Conventional wisdom has it that Covid hit China’s already slowing economy, and that the CPC’s approach will be to put off further reform and focus on a short-term economic stimulus. In fact, the opposite could happen.

Shocked by the outbreak, the CPC could actually be pushed to take the economic and political steps it has been dithering on for the past five years.

This could mean Beijing doubling down on the economic and financial liberalisation it has undertaken since the 19th Party Congress, enforcing steps to provide a level playing field to its private sector in relation to the State Owned Enterprises (SOEs), removing barriers to the functioning of foreign firms in the country, especially those relating to transfer of technology and regulation. Having already expanded the role of the party in private businesses in the past two years, the CPC may be less leery of going down that path.

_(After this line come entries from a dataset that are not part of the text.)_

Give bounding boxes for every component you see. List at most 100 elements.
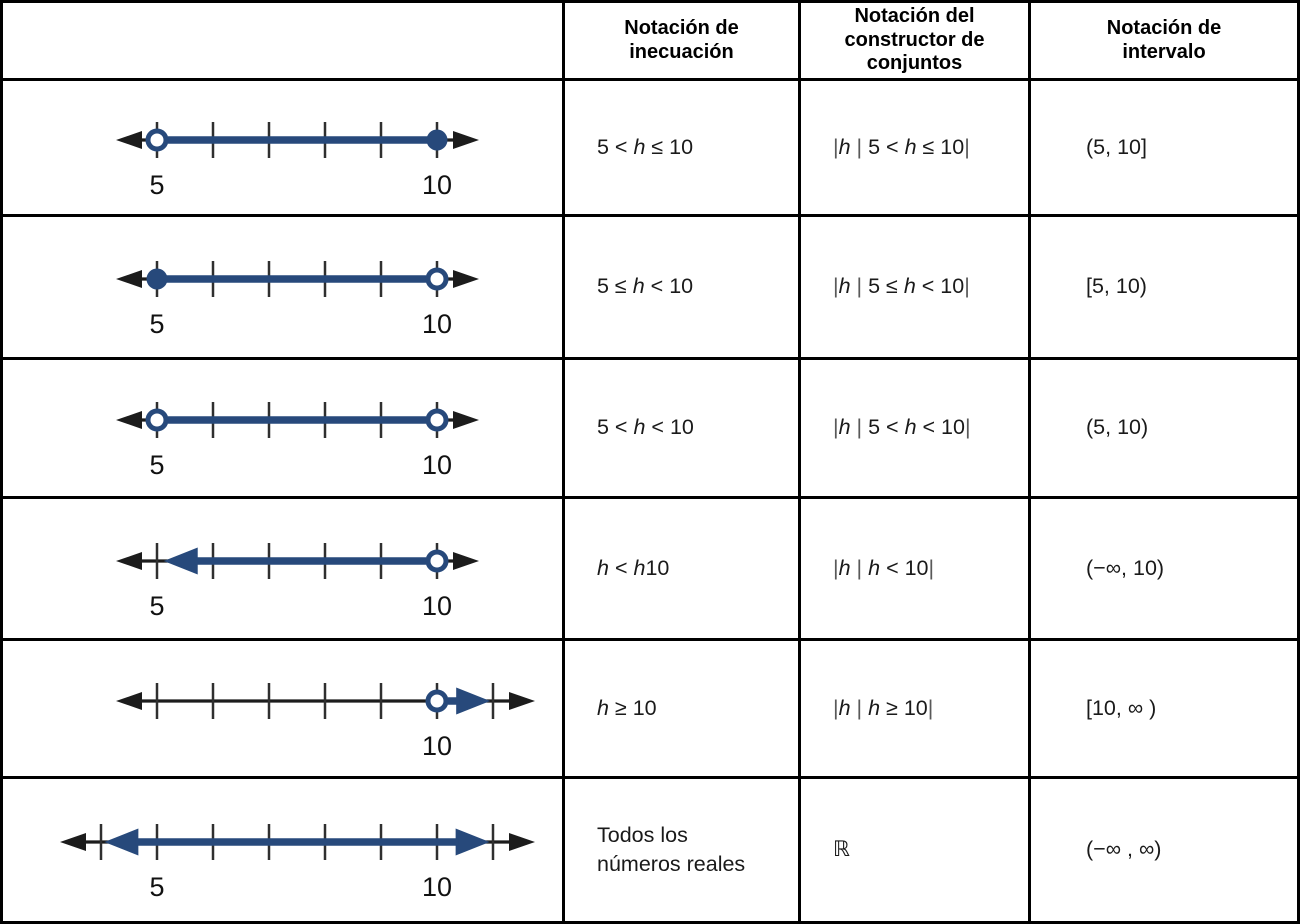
numberline-cell: 10 [3,641,565,779]
variable-h: h [838,695,851,720]
tick-label: 10 [421,731,451,761]
column-header: Notación de inecuación [565,3,801,81]
math-run: ≤ 10 [916,134,965,159]
tick-label: 10 [421,309,451,339]
numberline: 5 10 [115,402,479,480]
shade-arrow-right-icon [455,687,490,714]
interval-cell: (5, 10] [1031,81,1297,217]
shade-arrow-left-icon [103,828,138,856]
set-builder-cell: |h | 5 < h < 10| [801,360,1031,499]
axis-arrow-right-icon [508,691,535,710]
axis-arrow-left-icon [115,130,142,149]
numberline-cell: 5 10 [3,779,565,921]
numberline-cell: 5 10 [3,499,565,641]
set-builder-bar: | [964,415,971,440]
inequality-cell: h ≥ 10 [565,641,801,779]
set-builder-bar: | [856,415,863,440]
inequality-cell: 5 < h < 10 [565,360,801,499]
variable-h: h [633,555,646,580]
math-run: 10 [645,555,670,580]
interval-text: [5, 10) [1086,274,1147,299]
open-endpoint [145,128,168,151]
tick-label: 5 [149,309,164,339]
math-run: ≥ 10 [880,695,928,720]
tick-label: 5 [149,872,164,902]
variable-h: h [633,415,646,440]
column-header: Notación de intervalo [1031,3,1297,81]
variable-h: h [597,555,609,580]
set-builder-text: |h | 5 < h < 10| [833,413,971,442]
numberline-cell: 5 10 [3,360,565,499]
set-builder-cell: |h | h < 10| [801,499,1031,641]
numberline: 5 10 [115,542,479,621]
axis-arrow-right-icon [508,833,535,851]
axis-arrow-left-icon [115,270,142,288]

The outbreak will accelerate trends towards deglobalisation and technological decoupling between the US and China. And, indeed, to go by the Chinese experience, push the trend towards using AI, Big Data and facial recognition, as well as the use of robots in healthcare and industry.

Businesses are likely to reassess the consequences of maintaining long global supply chains and look for more proximate options, as well as build a degree of redundancy in sourcing their critical supplies.

Meanwhile, even as the outbreak still rages across the country, Beijing has ensured that it continues to look outward even as Europe and the US have turned inward.

China has already seized the initiative in public health leadership by sending aid to the affected countries. Besides Iran and Iraq, China sent experts, ventilators and masks to Italy and offered to provide help to all those that needed it.

Last Thursday, President Xi spoke to the UN Secretary General, calling for the international community to take action to fight the epidemic. China has been holding teleconferences with experts, officials from Azerbaijan, Belarus, Georgia, Moldova, Armenia, Turkmenistan, Italy and several Pacific Island countries. In the coming days it is likely to intensify this effort, which, not surprisingly, follow the tracks of the Belt & Road Initiative.